Paul
Goble
Staunton, June 28 – The Levada
Center poll concerning whom Russians see as the most outstanding statesmen of all
times and places has attracted most attention because it found that they list Soviet
dictator Joseph Stalin as number one with Vladimir Putin and Aleksandr Pushkin
tied for second.
But perhaps equally important is that
Russians did not list a single non-Russian in the top dozen: the highest ranked
of those was Napoleon at 14th place. But as Aleksey Makarkin points
out, there is in that too “not a little of Russian patriotism” because of “pride
about a victory over such a great military commander” (mk.ru/politics/2017/06/27/stalin-kak-obedinitel-polozhitelnye-ocenki-deyatelnosti-generalissimusa-primiryayut-lyudey.html).
For
Russians who took part in this poll, “Russia is undoubtedly the center of the
world, and foreign history interests them not very much.” Indeed, they are
inclined to list as outstanding statesmen Russian poets and novelists before
considering any political leader from any other country.
But
the most important finding of the poll that must be explained, the Moscow
commentator says, is the extremely high support Russians now display for
Stalin. “The simplest and completely true explanation of this phenomenon,”

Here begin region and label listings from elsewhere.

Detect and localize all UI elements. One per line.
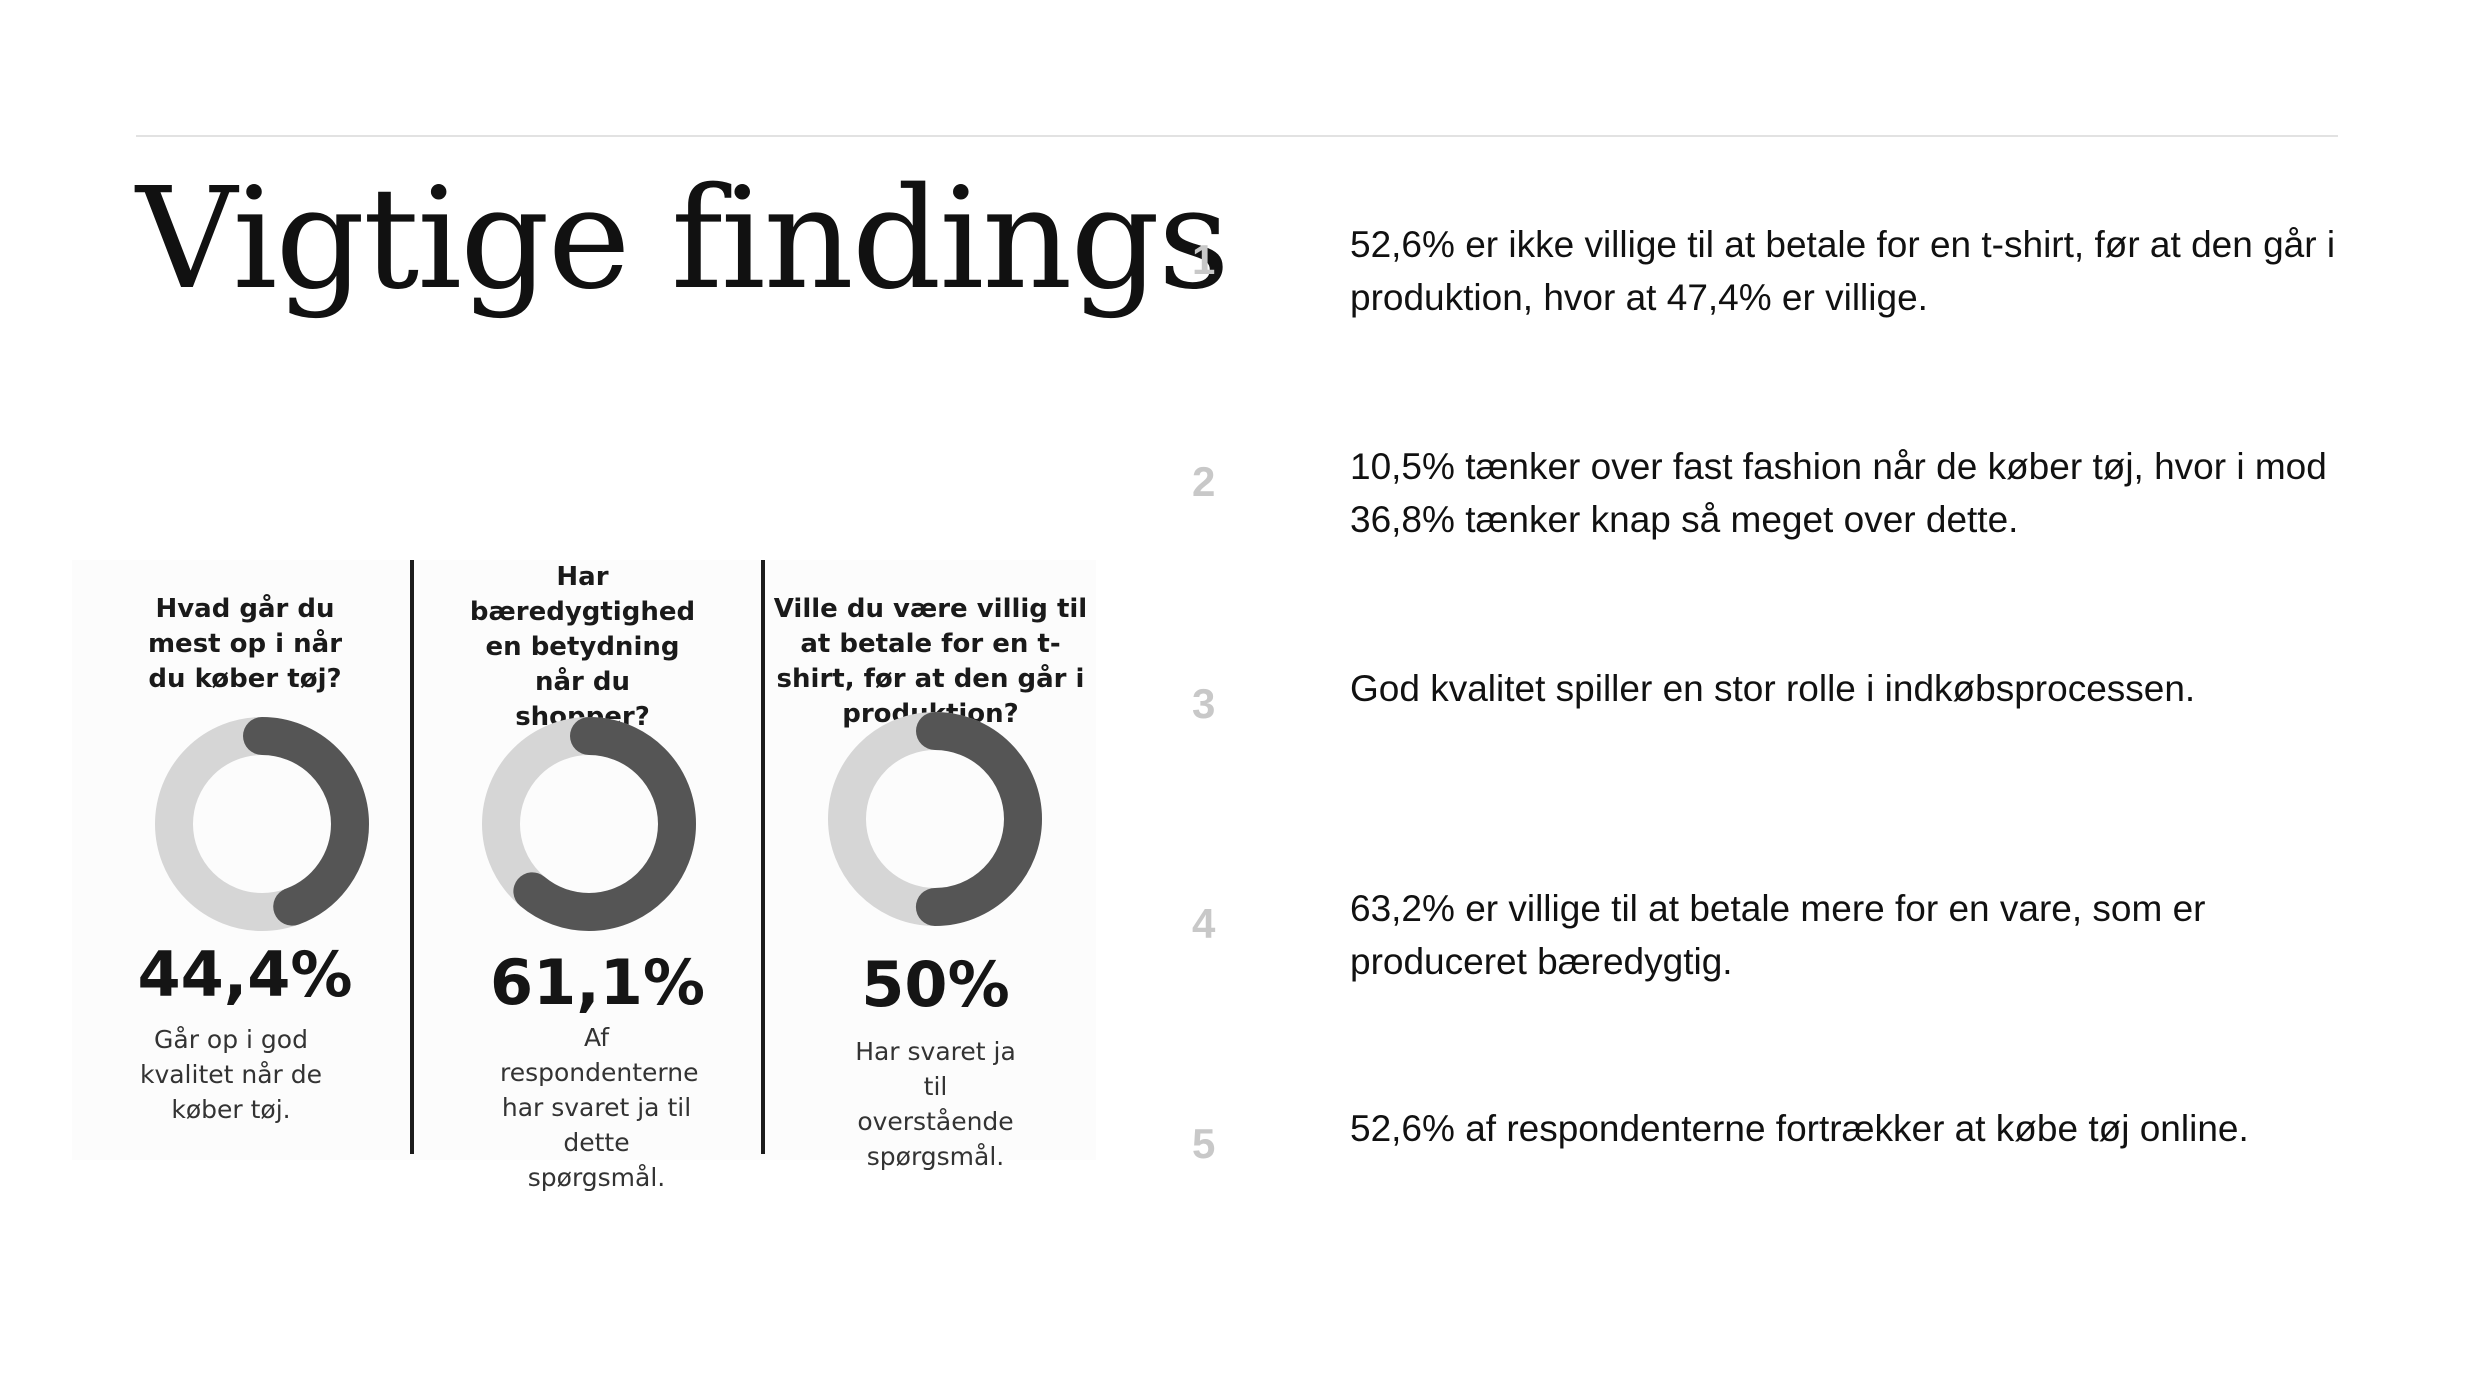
finding-text: God kvalitet spiller en stor rolle i ind…	[1350, 668, 2196, 709]
donut-ring	[482, 717, 696, 931]
page-title: Vigtige findings	[136, 158, 1230, 321]
column-separator	[761, 560, 765, 1154]
finding-text: 63,2% er villige til at betale mere for …	[1350, 888, 2206, 982]
finding-text: 10,5% tænker over fast fashion når de kø…	[1350, 446, 2327, 540]
donut-ring	[155, 717, 369, 931]
donut-caption: Har svaret ja til overstående spørgsmål.	[855, 1037, 1016, 1171]
donut-question: Ville du være villig til at betale for e…	[773, 594, 1088, 729]
donut-segment	[482, 717, 696, 931]
top-divider	[136, 135, 2338, 137]
donut-value: 61,1%	[489, 946, 706, 1019]
finding-number: 4	[1192, 900, 1216, 947]
finding-number: 2	[1192, 458, 1216, 505]
column-separator	[410, 560, 414, 1154]
donut-chart-quality: Hvad går du mest op i når du køber tøj? …	[72, 560, 410, 1160]
donut-ring	[828, 712, 1042, 926]
donut-segment	[828, 712, 1042, 926]
donut-chart-preorder: Ville du være villig til at betale for e…	[765, 560, 1096, 1171]
donut-charts-panel: Hvad går du mest op i når du køber tøj? …	[72, 560, 1096, 1192]
finding-text: 52,6% af respondenterne fortrækker at kø…	[1350, 1108, 2249, 1149]
finding-number: 3	[1192, 680, 1216, 727]
donut-value: 50%	[861, 948, 1010, 1021]
donut-caption: Af respondenterne har svaret ja til dett…	[500, 1023, 699, 1192]
finding-number: 1	[1192, 236, 1216, 283]
donut-caption: Går op i god kvalitet når de køber tøj.	[139, 1025, 323, 1124]
donut-segment	[155, 717, 369, 931]
finding-text: 52,6% er ikke villige til at betale for …	[1350, 224, 2336, 318]
donut-chart-sustainability: Har bæredygtighed en betydning når du sh…	[414, 560, 761, 1192]
donut-value: 44,4%	[137, 938, 353, 1011]
donut-question: Hvad går du mest op i når du køber tøj?	[147, 594, 343, 694]
finding-number: 5	[1192, 1120, 1216, 1167]
donut-question: Har bæredygtighed en betydning når du sh…	[469, 562, 696, 732]
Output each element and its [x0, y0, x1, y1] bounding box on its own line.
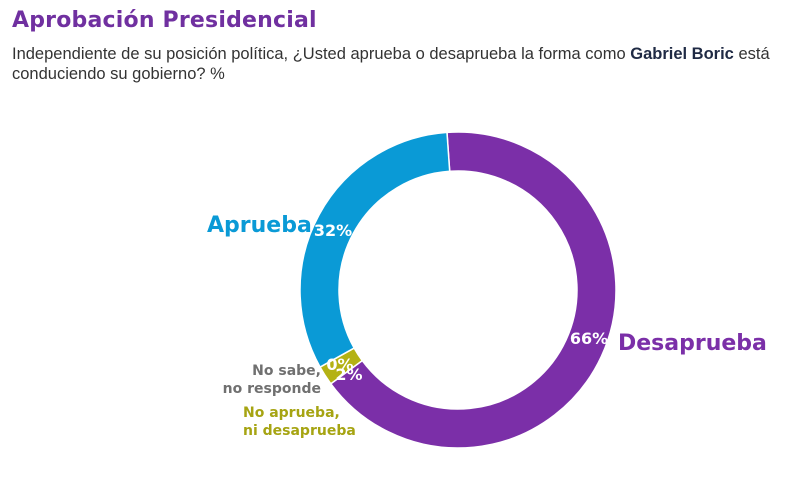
donut-slices — [299, 131, 617, 449]
legend-label-no-sabe-line1: No sabe, — [252, 363, 321, 379]
chart-title: Aprobación Presidencial — [12, 8, 317, 33]
legend-label-aprueba: Aprueba — [207, 213, 312, 238]
chart-subtitle: Independiente de su posición política, ¿… — [12, 44, 792, 84]
slice-label-desaprueba: 66% — [570, 329, 608, 348]
subtitle-text-before: Independiente de su posición política, ¿… — [12, 45, 631, 63]
subtitle-text-after: está conduciendo su gobierno? % — [12, 45, 770, 83]
legend-label-no-aprueba-line2: ni desaprueba — [243, 423, 356, 439]
legend-label-desaprueba: Desaprueba — [618, 331, 767, 356]
donut-slice-aprueba — [299, 131, 451, 369]
donut-slice-desaprueba — [329, 131, 617, 449]
legend-label-no-sabe-line2: no responde — [223, 381, 321, 397]
subtitle-president-name: Gabriel Boric — [630, 45, 734, 63]
slice-label-aprueba: 32% — [314, 221, 352, 240]
slice-label-no-sabe: 0% — [326, 355, 353, 374]
legend-label-no-aprueba-line1: No aprueba, — [243, 405, 340, 421]
slice-label-no-aprueba-ni-desaprueba: 2% — [335, 365, 362, 384]
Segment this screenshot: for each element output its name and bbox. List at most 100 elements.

Makarkin says, “lies in the authoritarian culture characteristic of Russian
society.”
Russian
society doesn’t respect institutions very much. Instead, it places its bets “on
a strong and just leader capable of imposing order.” And despite what many
think, the 1990s were not an exception in this regard. Many saw Boris Yeltsin at least initially as
a strong leader who could make changes. Only later did that change, the Moscow
commentator continues.
But
something far more fundamental is at work, Makarkin says. Stalin “unites people
who on other issues support very different views.” That is possible because
there are in effect many Stalins, and different people now can support that
Stalin they find most attractive ignoring all the others.
Thus,
some Russians may support Stalin because they are loyal to the current regime,
but only “if they see in Putin a continuer of the course of the Soviet leader.”
But others may support him precisely because they reject Putin, viewing him as
insufficiently tough and aggressive and thus comparing him unfavorably with
Stalin.
Other
present-day Stalinists may be Russians who suffered in the 1990s and remember
Stalin as an ascetic leader who cracked down hard and justifiably against the
bourgeoisie. And still other “Stalinists”
can be found among those who view the Soviet leader as “’an effective manager’”
and as the man who won the war.
“In
this way,” Makarkin says, “Stalinism penetrates into various social groups. The
common cause is a lack of empathy and in the atomization of society which can
be united only for a time and only against an enemy which it is shown on the
television screen.” The sufferings of
others simply aren’t that important to them.
That
helps to unite a society which is otherwise not united, but what must be
remembered, Makarkin continues, is that not one of these groups “would want to
live in Stalin’s times. No one would want to be pulled from his warm bed and
carried off by the secret police. No one would want to lose his property, not
to speak about his life.”
At
the same time, he concludes, one shouldn’t see this lack of interest as a good
thing because “the justification of Stalinism by an enormous segment of
Russians doesn’t testify to the moral health of society.” Instead, it testified
to exactly the reverse, even if those who name him an outstanding leader don’t
really want to live under all the various Stalins he represented.